Não é a primeira vez que um ministro da Cultura de Temer é hostilizado. Marcelo Calero foi chamado de 'golpista' no festival de cinema de Petrópolis. A que o sr. credita esse tipo de reação?

Não vou discutir outros episódios, até porque isso, a cada dia que passa, menor impacto tem.

Mesmo que continue acontecendo?

A vida está começando a voltar ao rumo natural, a economia está voltando aos trilhos e esse processo vai virar pequenas páginas na história.

A nota do Ministério da Cultura afirma que o PT aparelhou órgãos públicos e organiza ataques para desestabilizar a democracia. Pretende fazer um pente-fino na estrutura do MinC?

O Ministério da Cultura percebeu isso com a presença de expressivos líderes do PT no evento.

Quais líderes?

Não vou estar citando, eu não sei. A nota percebeu que foi uma ação preparada e não só por um ou outro que participava do evento.

O senhor pretende fazer um pente-fino em órgãos ligados ao MinC para evitar esse aparelhamento?

Não estou preocupado com aparelhamento. A nota falou de aparelhamento ontem, no evento, e isso continuamos afirmando.

Durante a ditadura, manifestações de artistas eram essenciais para o debate político. O sr. acredita que isso mudou?

E daí? O que aconteceu ontem não é a livre expressão, é desrespeito. Houve respeito à crítica que foi feita [por Raduan ao governo] e a tentativa de impedir que eu falasse, mas não conseguiram.
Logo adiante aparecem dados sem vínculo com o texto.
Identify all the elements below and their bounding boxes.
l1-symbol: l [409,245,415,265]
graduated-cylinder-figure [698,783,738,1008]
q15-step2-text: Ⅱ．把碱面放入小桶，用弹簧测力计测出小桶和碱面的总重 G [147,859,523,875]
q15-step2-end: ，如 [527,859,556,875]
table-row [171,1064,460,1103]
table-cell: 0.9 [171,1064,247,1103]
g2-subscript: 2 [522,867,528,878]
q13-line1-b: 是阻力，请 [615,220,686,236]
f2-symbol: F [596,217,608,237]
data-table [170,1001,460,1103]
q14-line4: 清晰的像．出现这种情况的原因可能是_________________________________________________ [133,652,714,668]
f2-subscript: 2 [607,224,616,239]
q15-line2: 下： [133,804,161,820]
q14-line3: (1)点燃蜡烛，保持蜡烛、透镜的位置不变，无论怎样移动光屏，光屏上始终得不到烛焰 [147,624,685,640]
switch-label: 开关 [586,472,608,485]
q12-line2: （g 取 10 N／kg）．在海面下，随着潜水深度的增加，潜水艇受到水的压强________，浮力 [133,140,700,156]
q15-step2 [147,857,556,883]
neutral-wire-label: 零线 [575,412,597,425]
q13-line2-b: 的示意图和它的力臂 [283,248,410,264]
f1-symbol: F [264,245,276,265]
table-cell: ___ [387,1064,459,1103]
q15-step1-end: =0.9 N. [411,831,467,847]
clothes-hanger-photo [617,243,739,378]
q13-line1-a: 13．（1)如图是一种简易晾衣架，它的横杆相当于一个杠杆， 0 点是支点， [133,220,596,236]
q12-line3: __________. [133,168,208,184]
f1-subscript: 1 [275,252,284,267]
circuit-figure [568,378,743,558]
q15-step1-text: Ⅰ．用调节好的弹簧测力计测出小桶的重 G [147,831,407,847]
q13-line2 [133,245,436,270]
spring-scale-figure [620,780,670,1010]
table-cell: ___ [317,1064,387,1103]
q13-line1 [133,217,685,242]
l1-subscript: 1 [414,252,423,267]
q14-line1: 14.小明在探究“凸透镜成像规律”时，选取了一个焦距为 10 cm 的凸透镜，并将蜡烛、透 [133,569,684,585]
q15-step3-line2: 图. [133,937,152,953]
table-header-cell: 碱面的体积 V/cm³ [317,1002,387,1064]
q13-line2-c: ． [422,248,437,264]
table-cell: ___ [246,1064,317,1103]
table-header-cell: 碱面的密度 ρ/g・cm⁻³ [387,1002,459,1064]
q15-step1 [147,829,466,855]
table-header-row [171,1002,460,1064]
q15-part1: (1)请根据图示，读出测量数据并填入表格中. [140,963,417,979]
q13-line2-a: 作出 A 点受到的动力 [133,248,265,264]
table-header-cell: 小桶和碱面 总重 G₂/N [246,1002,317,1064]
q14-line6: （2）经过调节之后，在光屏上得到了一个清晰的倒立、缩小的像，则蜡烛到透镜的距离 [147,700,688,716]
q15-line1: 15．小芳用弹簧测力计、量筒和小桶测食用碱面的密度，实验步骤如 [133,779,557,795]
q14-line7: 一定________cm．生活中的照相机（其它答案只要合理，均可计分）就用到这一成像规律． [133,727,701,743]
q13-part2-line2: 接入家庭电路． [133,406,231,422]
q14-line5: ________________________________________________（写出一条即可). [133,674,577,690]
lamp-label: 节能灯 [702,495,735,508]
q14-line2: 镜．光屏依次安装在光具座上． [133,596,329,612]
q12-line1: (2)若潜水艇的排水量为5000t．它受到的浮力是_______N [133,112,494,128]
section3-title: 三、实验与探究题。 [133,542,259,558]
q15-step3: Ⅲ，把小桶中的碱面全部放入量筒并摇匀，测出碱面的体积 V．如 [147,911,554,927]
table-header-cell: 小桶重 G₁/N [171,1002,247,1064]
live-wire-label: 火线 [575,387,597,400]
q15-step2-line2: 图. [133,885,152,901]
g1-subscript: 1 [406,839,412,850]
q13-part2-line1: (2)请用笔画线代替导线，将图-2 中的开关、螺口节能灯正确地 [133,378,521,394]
O sr. acha que Raduan precisa devolver o prêmio de 100 mil euros?

Não me coloque numa situação de aconselhar e ditar normas a quem quer que seja. Isso é problema dele e da consciência dele.

Quais são as mudanças que o sr. pretende anunciar em relação à Lei Rouanet?

Na próxima semana vamos estar definindo essa nova instrução normativa que vai fixar limite. Não sabemos se vamos lançar antes ou depois do Carnaval, mas não posso antecipar nada senão cria problema, porque estamos em pontos cruciais da discussão.

Cineastas brasileiros estão preocupados com possíveis mudanças nos mecanismos de fomento ao audiovisual. A troca de gestão na Ancine pode prejudicar filmes menores?

Evidentemente que esse é um temor infundado. A mudança vai ser feita, vamos corrigir distorções mas vamos preservar aquilo que foi conquistado, além de aprimorar e avançar.

O ajuste fiscal promovido pelo governo prevê contingenciamento de verba para a cultura? Se sim, quais ações em curso seriam privilegiadas e quais ficariam em segundo plano?

Pode até ter [contingenciamento], mas tudo indica que há sinais de reversão do processo recessivo e de uma retomada de crescimento, então, a tendência é que não tenha. Em relação à cultura, o orçamento é muito baixo, então muda pouco. No governo Temer, tivemos até um pequeno aumento dos recursos, baixo, mas tivemos, baseado na PEC do Teto de Gastos Públicos.